Masculinity, Occupational Change, and Support for the Radical Right

Wednesday, 9 July 2025: 00:45
Location: SJES018 (Faculty of Legal, Economic, and Social Sciences (JES))
Oral Presentation
Anna GUILDEA, Scuola Normale Superiore, Italy
This paper intends to bridge the gap in radical right literature between that which points significant support as emanating from particular occupations, and that which outlines the necessity of gender as an analytical lens in the field. While the former strand of work fails to incorporate gender beyond the use of binary variables in quantitative analyses, the latter shies away from socio-economic analysis. Both strands touch on interrelated aspects of declining 'social status' in explaining support for the radical right. As such, this paper outlines a 'social status framework' at the structural and individual level, considering occupational change as a source of change - integrating a gendered analysis to consider that post-industrial economic change has disproportionately impacted occupations that have historically employed white European men, and that although they remain in positions of hegemonic privilege, in relative terms, they have declined in the status structure.
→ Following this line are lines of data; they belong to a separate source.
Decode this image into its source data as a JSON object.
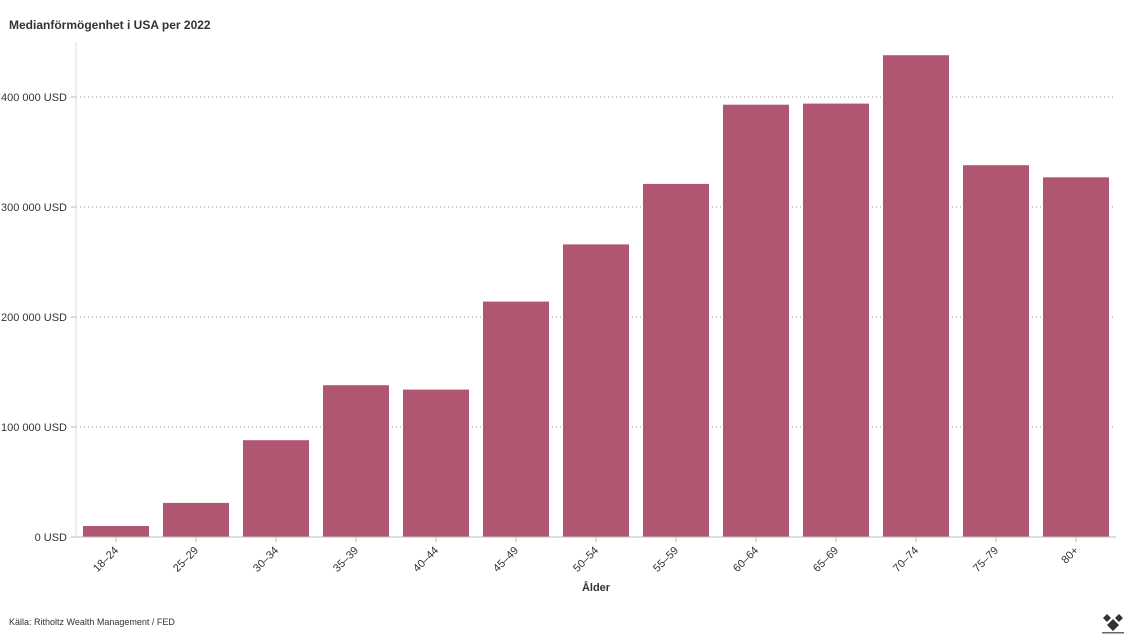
{
  "chart_data": {
    "type": "bar",
    "title": "Medianförmögenhet i USA per 2022",
    "xlabel": "Ålder",
    "ylabel": "",
    "categories": [
      "18–24",
      "25–29",
      "30–34",
      "35–39",
      "40–44",
      "45–49",
      "50–54",
      "55–59",
      "60–64",
      "65–69",
      "70–74",
      "75–79",
      "80+"
    ],
    "values": [
      10000,
      31000,
      88000,
      138000,
      134000,
      214000,
      266000,
      321000,
      393000,
      394000,
      438000,
      338000,
      327000
    ],
    "ylim": [
      0,
      440000
    ],
    "yticks": [
      0,
      100000,
      200000,
      300000,
      400000
    ],
    "ytick_labels": [
      "0 USD",
      "100 000 USD",
      "200 000 USD",
      "300 000 USD",
      "400 000 USD"
    ],
    "grid": true,
    "bar_color": "#b05670"
  },
  "source": "Källa: Ritholtz Wealth Management / FED"
}
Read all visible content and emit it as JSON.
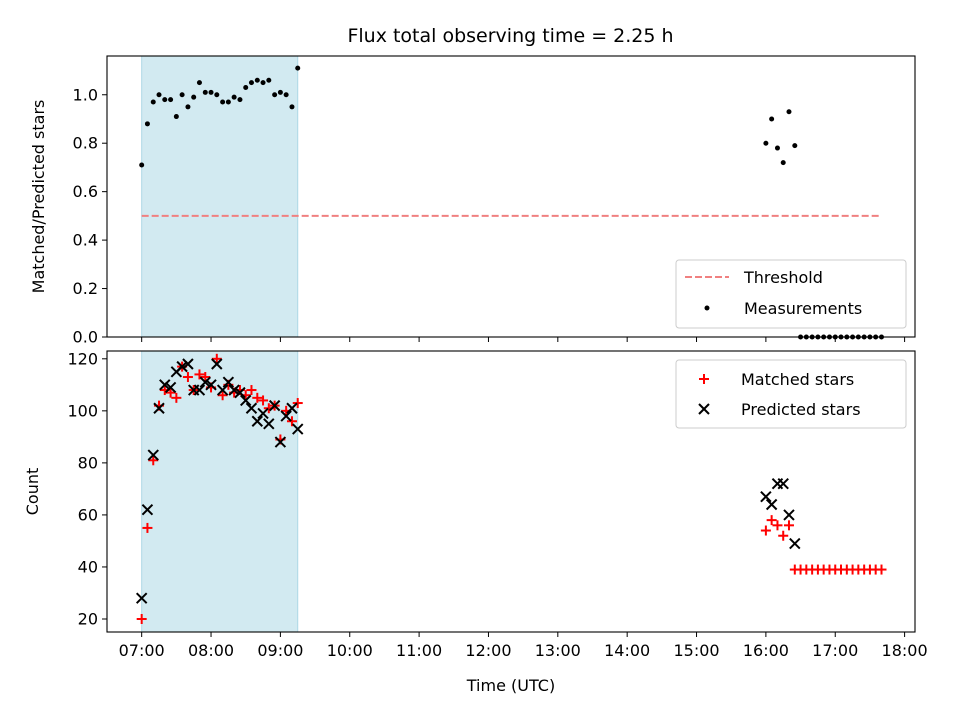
{
  "chart_data": {
    "type": "scatter",
    "title": "Flux total observing time = 2.25 h",
    "xlabel": "Time (UTC)",
    "x_ticks": [
      "07:00",
      "08:00",
      "09:00",
      "10:00",
      "11:00",
      "12:00",
      "13:00",
      "14:00",
      "15:00",
      "16:00",
      "17:00",
      "18:00"
    ],
    "xlim_hours": [
      6.5,
      18.15
    ],
    "shaded_span_hours": [
      7.0,
      9.25
    ],
    "shade_color": "#add8e6",
    "top": {
      "ylabel": "Matched/Predicted stars",
      "ylim": [
        0,
        1.16
      ],
      "yticks": [
        0.0,
        0.2,
        0.4,
        0.6,
        0.8,
        1.0
      ],
      "threshold": {
        "name": "Threshold",
        "value": 0.5,
        "x_range": [
          7.0,
          17.63
        ],
        "color": "#f08080"
      },
      "measurements_name": "Measurements",
      "measurements_color": "#000000",
      "legend_position": "lower-right",
      "measurements": [
        [
          7.0,
          0.71
        ],
        [
          7.083,
          0.88
        ],
        [
          7.167,
          0.97
        ],
        [
          7.25,
          1.0
        ],
        [
          7.333,
          0.98
        ],
        [
          7.417,
          0.98
        ],
        [
          7.5,
          0.91
        ],
        [
          7.583,
          1.0
        ],
        [
          7.667,
          0.95
        ],
        [
          7.75,
          0.99
        ],
        [
          7.833,
          1.05
        ],
        [
          7.917,
          1.01
        ],
        [
          8.0,
          1.01
        ],
        [
          8.083,
          1.0
        ],
        [
          8.167,
          0.97
        ],
        [
          8.25,
          0.97
        ],
        [
          8.333,
          0.99
        ],
        [
          8.417,
          0.98
        ],
        [
          8.5,
          1.03
        ],
        [
          8.583,
          1.05
        ],
        [
          8.667,
          1.06
        ],
        [
          8.75,
          1.05
        ],
        [
          8.833,
          1.06
        ],
        [
          8.917,
          1.0
        ],
        [
          9.0,
          1.01
        ],
        [
          9.083,
          1.0
        ],
        [
          9.167,
          0.95
        ],
        [
          9.25,
          1.11
        ],
        [
          16.0,
          0.8
        ],
        [
          16.083,
          0.9
        ],
        [
          16.167,
          0.78
        ],
        [
          16.25,
          0.72
        ],
        [
          16.333,
          0.93
        ],
        [
          16.417,
          0.79
        ],
        [
          16.5,
          0.0
        ],
        [
          16.583,
          0.0
        ],
        [
          16.667,
          0.0
        ],
        [
          16.75,
          0.0
        ],
        [
          16.833,
          0.0
        ],
        [
          16.917,
          0.0
        ],
        [
          17.0,
          0.0
        ],
        [
          17.083,
          0.0
        ],
        [
          17.167,
          0.0
        ],
        [
          17.25,
          0.0
        ],
        [
          17.333,
          0.0
        ],
        [
          17.417,
          0.0
        ],
        [
          17.5,
          0.0
        ],
        [
          17.583,
          0.0
        ],
        [
          17.667,
          0.0
        ]
      ]
    },
    "bottom": {
      "ylabel": "Count",
      "ylim": [
        15,
        123
      ],
      "yticks": [
        20,
        40,
        60,
        80,
        100,
        120
      ],
      "legend_position": "upper-right",
      "series": [
        {
          "name": "Matched stars",
          "marker": "plus",
          "color": "#ff0000",
          "points": [
            [
              7.0,
              20
            ],
            [
              7.083,
              55
            ],
            [
              7.167,
              81
            ],
            [
              7.25,
              102
            ],
            [
              7.333,
              108
            ],
            [
              7.417,
              107
            ],
            [
              7.5,
              105
            ],
            [
              7.583,
              117
            ],
            [
              7.667,
              113
            ],
            [
              7.75,
              108
            ],
            [
              7.833,
              114
            ],
            [
              7.917,
              113
            ],
            [
              8.0,
              109
            ],
            [
              8.083,
              120
            ],
            [
              8.167,
              106
            ],
            [
              8.25,
              110
            ],
            [
              8.333,
              107
            ],
            [
              8.417,
              108
            ],
            [
              8.5,
              106
            ],
            [
              8.583,
              108
            ],
            [
              8.667,
              105
            ],
            [
              8.75,
              104
            ],
            [
              8.833,
              101
            ],
            [
              8.917,
              102
            ],
            [
              9.0,
              89
            ],
            [
              9.083,
              100
            ],
            [
              9.167,
              96
            ],
            [
              9.25,
              103
            ],
            [
              16.0,
              54
            ],
            [
              16.083,
              58
            ],
            [
              16.167,
              56
            ],
            [
              16.25,
              52
            ],
            [
              16.333,
              56
            ],
            [
              16.417,
              39
            ],
            [
              16.5,
              39
            ],
            [
              16.583,
              39
            ],
            [
              16.667,
              39
            ],
            [
              16.75,
              39
            ],
            [
              16.833,
              39
            ],
            [
              16.917,
              39
            ],
            [
              17.0,
              39
            ],
            [
              17.083,
              39
            ],
            [
              17.167,
              39
            ],
            [
              17.25,
              39
            ],
            [
              17.333,
              39
            ],
            [
              17.417,
              39
            ],
            [
              17.5,
              39
            ],
            [
              17.583,
              39
            ],
            [
              17.667,
              39
            ]
          ]
        },
        {
          "name": "Predicted stars",
          "marker": "x",
          "color": "#000000",
          "points": [
            [
              7.0,
              28
            ],
            [
              7.083,
              62
            ],
            [
              7.167,
              83
            ],
            [
              7.25,
              101
            ],
            [
              7.333,
              110
            ],
            [
              7.417,
              109
            ],
            [
              7.5,
              115
            ],
            [
              7.583,
              117
            ],
            [
              7.667,
              118
            ],
            [
              7.75,
              108
            ],
            [
              7.833,
              108
            ],
            [
              7.917,
              111
            ],
            [
              8.0,
              110
            ],
            [
              8.083,
              118
            ],
            [
              8.167,
              108
            ],
            [
              8.25,
              111
            ],
            [
              8.333,
              108
            ],
            [
              8.417,
              107
            ],
            [
              8.5,
              104
            ],
            [
              8.583,
              101
            ],
            [
              8.667,
              96
            ],
            [
              8.75,
              99
            ],
            [
              8.833,
              95
            ],
            [
              8.917,
              102
            ],
            [
              9.0,
              88
            ],
            [
              9.083,
              98
            ],
            [
              9.167,
              101
            ],
            [
              9.25,
              93
            ],
            [
              16.0,
              67
            ],
            [
              16.083,
              64
            ],
            [
              16.167,
              72
            ],
            [
              16.25,
              72
            ],
            [
              16.333,
              60
            ],
            [
              16.417,
              49
            ]
          ]
        }
      ]
    }
  }
}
At the individual level, I contemplate that, whether changes are occurring ‘objectively’ to ‘male’ forms of work or not, it’s likely that men are more inclined to perceive ‘status threat’ in the first place - and to respond to this threat in politically distinct ways as a form of 'compensatory behaviour'. From here, I consider that it may not necessarily be negative economic change, or even fearing negative economic change that explains masculine support for the radical right - but that that the loss of relative economic status cuts to the core of one of the central tenets of masculine gender identity. This paper will use a Bourdieusian approach to constructing social 'space', which could be considered adjacent to our 'social status structure' in terms of class schema, performing multiple correspondence analysis and predicted probability modelling to investigate gender differentials in status perceptions and political behaviour at the structural and individual levels.